The other night, E had to leave right after dinner, which meant I would be handling bedtime. Since we started the new routine months ago, there were many nights I took over when E was traveling, working late, sick, or when life happened. On those nights, it felt easier for me and less distressing because it became almost a sacred treat, one I didn't want every night. While lying on the floor next to him, listening to the shuffling of the sheets and the random sentences that seemed to effortlessly spill out of his mouth, I noticed I could breathe more gently, with soft curiosity and a warm heart. My internal waters were not boiling, and I could be present, and it felt sweet.
It was well past bedtime due to a short dance party that took place before dinner, causing us to start our nighttime routine later than usual. We proceeded with our routine, getting up to pee and eating a banana to settle our bellies. We made sure all our stuffed animals were snug and cozy in their places.
And then it happened.
My son began to weep for his dad. With a quivering lip, he cried out, "Where is daddy? I want daddy."
I wish I could tell you I only comforted him and reassured him that he would be home soon, which I did, but it wasn't all I did. While those words left my mouth, inside, I was weeping too. It felt as if I had lost a part in the most sought-after play. It was as if they pulled me and replaced me with, dare I say, my understudy—my chosen understudy. But worst of all, in that moment, it seemed the crowd loved the understudy so much better.
And I know that's not the case. I am aware that it is normal for my son to want a certain parent at a specific time and that he often cries out for me. I know all this, and I also know that it is what I wanted—expanded gender roles and family responsibilities. What I didn't anticipate was that the guilt in my body, all twisted and guilt-ridden, would have its own voice.
What I have come to learn is that there is one thing in our home that is not equal, that will never be equal, that is not shared or coexisting—that thing is guilt.
That feeling lives at the bottom of my throat and acts as a means of separating my heart from my mind. A spicy sensation lodged somewhere that feels unfindable and untouchable. A feeling that often lies dormant, because it can't always be swallowed, and it can't always be expressed.
After a few cries, my son cuddled up next to me. We read another book, and I told him I loved him. For a moment, I reclaimed the part in the production that I longed to be in, knowing that for now, I must share the role I wanted to share—and sometimes, it will hurt.
"It felt as if I had lost a part in the most sought-after play. It was as if they pulled me and replaced me with, dare I say, my understudy—my chosen understudy.
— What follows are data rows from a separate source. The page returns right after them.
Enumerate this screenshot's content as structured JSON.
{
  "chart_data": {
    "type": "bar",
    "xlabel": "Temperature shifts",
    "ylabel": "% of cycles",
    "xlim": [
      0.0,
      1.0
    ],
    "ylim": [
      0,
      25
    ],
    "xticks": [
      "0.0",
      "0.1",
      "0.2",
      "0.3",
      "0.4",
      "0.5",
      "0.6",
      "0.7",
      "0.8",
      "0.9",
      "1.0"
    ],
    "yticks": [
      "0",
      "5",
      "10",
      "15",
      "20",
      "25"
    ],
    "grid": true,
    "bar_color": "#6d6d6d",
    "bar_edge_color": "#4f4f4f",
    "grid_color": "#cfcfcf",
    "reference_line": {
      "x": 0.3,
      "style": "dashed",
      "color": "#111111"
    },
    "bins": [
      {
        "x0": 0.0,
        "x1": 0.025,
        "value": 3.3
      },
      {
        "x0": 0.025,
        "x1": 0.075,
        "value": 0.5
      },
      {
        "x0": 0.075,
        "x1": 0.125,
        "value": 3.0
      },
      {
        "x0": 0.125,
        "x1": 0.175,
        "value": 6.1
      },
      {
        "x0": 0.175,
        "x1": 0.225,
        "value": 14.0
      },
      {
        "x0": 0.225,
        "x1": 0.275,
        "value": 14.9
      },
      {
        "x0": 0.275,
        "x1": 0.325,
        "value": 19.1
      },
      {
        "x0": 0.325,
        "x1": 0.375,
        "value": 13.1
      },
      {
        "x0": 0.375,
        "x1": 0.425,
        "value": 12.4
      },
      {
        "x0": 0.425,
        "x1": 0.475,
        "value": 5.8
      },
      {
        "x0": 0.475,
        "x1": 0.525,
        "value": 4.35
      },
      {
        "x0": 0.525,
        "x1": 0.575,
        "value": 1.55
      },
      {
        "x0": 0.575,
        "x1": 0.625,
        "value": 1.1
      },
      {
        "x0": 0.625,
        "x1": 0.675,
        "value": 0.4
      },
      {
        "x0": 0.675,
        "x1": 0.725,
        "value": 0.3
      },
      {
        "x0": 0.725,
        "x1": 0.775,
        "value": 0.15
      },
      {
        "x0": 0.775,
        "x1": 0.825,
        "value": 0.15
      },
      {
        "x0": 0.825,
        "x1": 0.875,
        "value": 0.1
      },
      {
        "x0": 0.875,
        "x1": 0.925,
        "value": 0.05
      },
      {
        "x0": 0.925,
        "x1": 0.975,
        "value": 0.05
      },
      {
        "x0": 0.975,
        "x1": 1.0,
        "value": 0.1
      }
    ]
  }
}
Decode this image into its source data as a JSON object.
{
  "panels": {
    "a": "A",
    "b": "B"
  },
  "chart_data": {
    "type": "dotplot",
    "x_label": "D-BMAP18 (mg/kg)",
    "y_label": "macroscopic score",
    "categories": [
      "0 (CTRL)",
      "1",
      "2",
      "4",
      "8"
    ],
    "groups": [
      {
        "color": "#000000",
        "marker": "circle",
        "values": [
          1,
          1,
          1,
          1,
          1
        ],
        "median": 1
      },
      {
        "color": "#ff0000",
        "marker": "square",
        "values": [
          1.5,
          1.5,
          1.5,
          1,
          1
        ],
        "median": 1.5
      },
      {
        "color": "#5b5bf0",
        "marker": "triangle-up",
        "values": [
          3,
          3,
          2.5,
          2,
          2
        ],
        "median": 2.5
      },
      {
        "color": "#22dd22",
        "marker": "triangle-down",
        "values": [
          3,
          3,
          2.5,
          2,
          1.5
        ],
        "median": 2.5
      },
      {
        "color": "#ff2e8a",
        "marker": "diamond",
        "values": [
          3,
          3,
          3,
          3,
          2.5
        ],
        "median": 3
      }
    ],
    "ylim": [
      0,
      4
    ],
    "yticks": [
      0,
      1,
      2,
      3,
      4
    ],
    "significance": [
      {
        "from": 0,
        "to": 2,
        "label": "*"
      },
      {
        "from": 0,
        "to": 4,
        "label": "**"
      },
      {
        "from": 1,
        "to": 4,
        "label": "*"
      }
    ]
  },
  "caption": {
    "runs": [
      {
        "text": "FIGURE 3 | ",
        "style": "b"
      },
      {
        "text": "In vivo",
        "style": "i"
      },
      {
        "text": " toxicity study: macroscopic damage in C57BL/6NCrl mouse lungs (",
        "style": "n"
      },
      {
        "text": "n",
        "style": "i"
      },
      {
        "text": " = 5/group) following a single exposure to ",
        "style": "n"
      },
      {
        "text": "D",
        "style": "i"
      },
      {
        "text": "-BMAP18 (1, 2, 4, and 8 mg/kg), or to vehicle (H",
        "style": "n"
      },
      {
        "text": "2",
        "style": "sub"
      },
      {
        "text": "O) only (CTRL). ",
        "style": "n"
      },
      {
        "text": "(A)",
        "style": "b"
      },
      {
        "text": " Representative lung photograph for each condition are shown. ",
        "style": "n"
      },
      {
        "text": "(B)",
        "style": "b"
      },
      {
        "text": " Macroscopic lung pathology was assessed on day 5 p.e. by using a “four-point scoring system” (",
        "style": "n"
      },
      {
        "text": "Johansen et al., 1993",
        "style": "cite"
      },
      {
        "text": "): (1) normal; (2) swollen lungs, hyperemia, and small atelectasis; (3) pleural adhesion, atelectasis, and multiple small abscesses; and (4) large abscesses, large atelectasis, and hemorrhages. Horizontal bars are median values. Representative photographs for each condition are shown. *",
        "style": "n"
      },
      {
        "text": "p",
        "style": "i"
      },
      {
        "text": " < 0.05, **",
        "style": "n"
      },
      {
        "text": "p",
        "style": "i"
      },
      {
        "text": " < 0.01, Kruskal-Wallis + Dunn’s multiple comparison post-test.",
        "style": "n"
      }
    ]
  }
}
But worst of all, in that moment, it seemed the crowd loved the understudy so much better."
Deeply relate to this. I haven't been the favorite parent for a long time now and she's only just approaching 2yo. I say that while I am loved, Dada is the "sun and the moon." It hurts most when she goes to him for something I especially love to do like read her stories.
Reason says, "This is great! Look how free I get to be!" But the guilt leaves me lurking on the edges of their dynamic trying to find a way in. Something he never tries to do when I'm with our kid.
"What I have come to learn is that there is one thing in our home that is not equal, that will never be equal, that is not shared or coexisting—that thing is guilt."
THAT. That's it. Right there. Amanda Montei said in her book "Touched Out" a cool thing which I of course cannot find right now to quote correctly, but basically was about imagining "we could outwit history and culture" in how we parent.